The Times, Shreveport, Louisiana, Sunday, March 30, 1958
FOR COMPETITION
Youthful U.S. Champion In Chess to Meet Reds
New York, Mar. 29 (AP)—The United States' 15-year-old chess champion, Bobby Fischer, will get a shot at Russia's masters in the world championship tournament next summer.
A television show has given the gangling Brooklyn youngster a round-trip plane ticket to interzonal matches Aug. 5 through Sept. 15 at Portoroz, Yugoslavia. Russia may have at least six players in the event.
The other U.S. eligible, 46-year-old Samuel Reshevsky, may not be able to make trip because of lack of funds. The players' expenses are paid once they reach the tournament.
A world championship match currently is being played in Moscow between titleholder Mikhail Botvinnik, a former champion. It's progress is eagerly followed by Russian chess players and others around the world, estimated to number in the millions.
One point is awarded for winning a game and one half for a draw. The first player to score 12½ points wins the title and if the 24-game match game is played out on even terms the titleholder retains his championship.

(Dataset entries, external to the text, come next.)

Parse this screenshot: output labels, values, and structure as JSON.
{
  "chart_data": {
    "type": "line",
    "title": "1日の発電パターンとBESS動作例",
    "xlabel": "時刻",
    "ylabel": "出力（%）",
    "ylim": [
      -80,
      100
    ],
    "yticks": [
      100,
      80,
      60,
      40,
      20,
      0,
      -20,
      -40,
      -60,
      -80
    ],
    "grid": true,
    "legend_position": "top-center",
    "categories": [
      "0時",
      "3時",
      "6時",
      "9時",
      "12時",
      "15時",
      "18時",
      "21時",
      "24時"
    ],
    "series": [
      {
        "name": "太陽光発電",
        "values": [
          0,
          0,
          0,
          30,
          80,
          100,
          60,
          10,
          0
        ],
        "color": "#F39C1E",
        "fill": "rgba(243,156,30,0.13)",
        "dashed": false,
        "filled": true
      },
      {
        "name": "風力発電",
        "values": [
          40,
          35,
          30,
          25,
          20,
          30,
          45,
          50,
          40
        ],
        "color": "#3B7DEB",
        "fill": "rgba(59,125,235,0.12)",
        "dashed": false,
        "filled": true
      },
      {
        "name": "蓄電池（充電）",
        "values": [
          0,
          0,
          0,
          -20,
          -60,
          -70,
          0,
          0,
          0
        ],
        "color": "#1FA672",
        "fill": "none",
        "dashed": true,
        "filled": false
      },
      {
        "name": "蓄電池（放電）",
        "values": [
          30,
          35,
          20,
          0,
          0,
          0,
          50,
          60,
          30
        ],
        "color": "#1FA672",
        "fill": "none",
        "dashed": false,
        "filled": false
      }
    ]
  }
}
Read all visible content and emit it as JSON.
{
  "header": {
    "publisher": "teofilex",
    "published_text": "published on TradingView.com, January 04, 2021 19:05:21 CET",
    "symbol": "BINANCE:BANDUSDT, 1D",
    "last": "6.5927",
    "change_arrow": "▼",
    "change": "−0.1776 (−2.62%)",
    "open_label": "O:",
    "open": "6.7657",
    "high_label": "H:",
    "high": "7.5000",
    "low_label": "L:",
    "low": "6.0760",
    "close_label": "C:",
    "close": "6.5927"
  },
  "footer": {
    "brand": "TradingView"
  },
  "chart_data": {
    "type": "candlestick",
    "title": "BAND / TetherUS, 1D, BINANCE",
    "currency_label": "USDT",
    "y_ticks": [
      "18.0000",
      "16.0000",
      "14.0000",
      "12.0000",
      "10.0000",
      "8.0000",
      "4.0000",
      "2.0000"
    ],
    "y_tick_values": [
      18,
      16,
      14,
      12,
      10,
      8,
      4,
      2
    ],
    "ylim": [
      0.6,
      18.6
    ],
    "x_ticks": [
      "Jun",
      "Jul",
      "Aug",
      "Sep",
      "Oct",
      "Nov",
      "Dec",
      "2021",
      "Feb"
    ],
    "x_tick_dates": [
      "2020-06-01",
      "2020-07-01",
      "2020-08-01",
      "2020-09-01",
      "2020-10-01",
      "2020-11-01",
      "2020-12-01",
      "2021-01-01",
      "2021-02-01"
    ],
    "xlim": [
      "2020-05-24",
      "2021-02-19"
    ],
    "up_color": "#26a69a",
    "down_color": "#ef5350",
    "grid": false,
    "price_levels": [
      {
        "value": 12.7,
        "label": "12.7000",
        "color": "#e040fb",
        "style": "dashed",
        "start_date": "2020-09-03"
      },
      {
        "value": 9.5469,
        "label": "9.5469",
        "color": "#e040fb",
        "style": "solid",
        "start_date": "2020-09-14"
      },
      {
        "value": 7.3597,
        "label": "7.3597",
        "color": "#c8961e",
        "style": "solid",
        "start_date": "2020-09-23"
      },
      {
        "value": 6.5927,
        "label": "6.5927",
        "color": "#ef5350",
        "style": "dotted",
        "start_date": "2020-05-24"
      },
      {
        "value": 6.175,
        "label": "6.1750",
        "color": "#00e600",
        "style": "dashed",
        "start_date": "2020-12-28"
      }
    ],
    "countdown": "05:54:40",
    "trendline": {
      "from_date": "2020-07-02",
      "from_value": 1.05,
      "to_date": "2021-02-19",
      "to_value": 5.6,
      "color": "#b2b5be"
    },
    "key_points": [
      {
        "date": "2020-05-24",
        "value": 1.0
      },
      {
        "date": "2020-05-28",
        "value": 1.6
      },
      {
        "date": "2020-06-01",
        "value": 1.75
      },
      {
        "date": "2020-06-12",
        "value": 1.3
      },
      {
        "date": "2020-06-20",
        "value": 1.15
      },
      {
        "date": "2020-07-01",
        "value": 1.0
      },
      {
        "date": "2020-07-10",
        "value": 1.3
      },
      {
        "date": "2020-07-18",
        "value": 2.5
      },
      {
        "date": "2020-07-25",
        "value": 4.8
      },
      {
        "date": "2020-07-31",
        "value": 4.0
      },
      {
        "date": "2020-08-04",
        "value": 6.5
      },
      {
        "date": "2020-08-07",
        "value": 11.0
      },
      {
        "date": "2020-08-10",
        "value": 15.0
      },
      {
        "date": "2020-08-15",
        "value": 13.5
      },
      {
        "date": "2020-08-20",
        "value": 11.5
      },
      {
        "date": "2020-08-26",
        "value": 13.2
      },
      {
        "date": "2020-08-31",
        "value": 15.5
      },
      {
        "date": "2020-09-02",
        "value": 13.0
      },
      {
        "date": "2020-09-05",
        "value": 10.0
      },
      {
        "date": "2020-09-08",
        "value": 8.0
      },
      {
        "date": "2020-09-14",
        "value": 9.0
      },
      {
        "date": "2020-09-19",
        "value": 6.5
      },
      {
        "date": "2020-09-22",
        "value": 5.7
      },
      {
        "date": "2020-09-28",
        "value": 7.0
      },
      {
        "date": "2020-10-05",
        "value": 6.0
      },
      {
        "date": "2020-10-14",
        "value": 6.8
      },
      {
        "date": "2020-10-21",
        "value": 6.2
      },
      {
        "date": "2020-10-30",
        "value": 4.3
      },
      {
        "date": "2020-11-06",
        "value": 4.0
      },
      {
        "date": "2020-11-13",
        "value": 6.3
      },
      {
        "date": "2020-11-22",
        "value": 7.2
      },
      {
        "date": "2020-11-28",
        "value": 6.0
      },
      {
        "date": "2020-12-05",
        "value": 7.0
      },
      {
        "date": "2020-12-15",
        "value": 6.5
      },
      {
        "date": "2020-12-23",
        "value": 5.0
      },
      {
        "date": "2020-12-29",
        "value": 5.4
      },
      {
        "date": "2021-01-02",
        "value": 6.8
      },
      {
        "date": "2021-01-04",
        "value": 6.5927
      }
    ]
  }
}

Chess is virtually a national game in Russia. American players, counted only in thousands, are by comparison a mere handful.
The interzonal tournament is the second stage in a three-year cycle leading up to a world championship match. The first is qualifying competition in the various zones into which the international federation divides the chess world.
“The interzonal tournament is like the semifinals,” said Kenneth Harkness of the U.S. Chess Federation. “The top seven players in it, I think, qualify for the candidates tournament the next year. The winner of that is entitled to challenge the world champion.”
asked why Russia should have six or more eligibles and the U.S. only tow, Harkness said: “It's logical. They have so many more players and more masters.”
About 20 or 30 or so players who have won the international title of Grand Masters are Russians. The five already eligible for places in the Portoroz tournament hold that title. The sixth Russian place will go to the loser of the current world title match.
Reshevsky also is a Grand Master. Young Fischer, a gangling 10th grade student at Brooklyn's Erasmus Hall High School, was rewarded for his amazing victories in the U.S. tournament with the title of International Master of chess.
Bobby, who hates to lose a chess game and who is regarded as probably the most remarkably young player ever developed in America, commented:
“They shoulda made me a Grand Master.”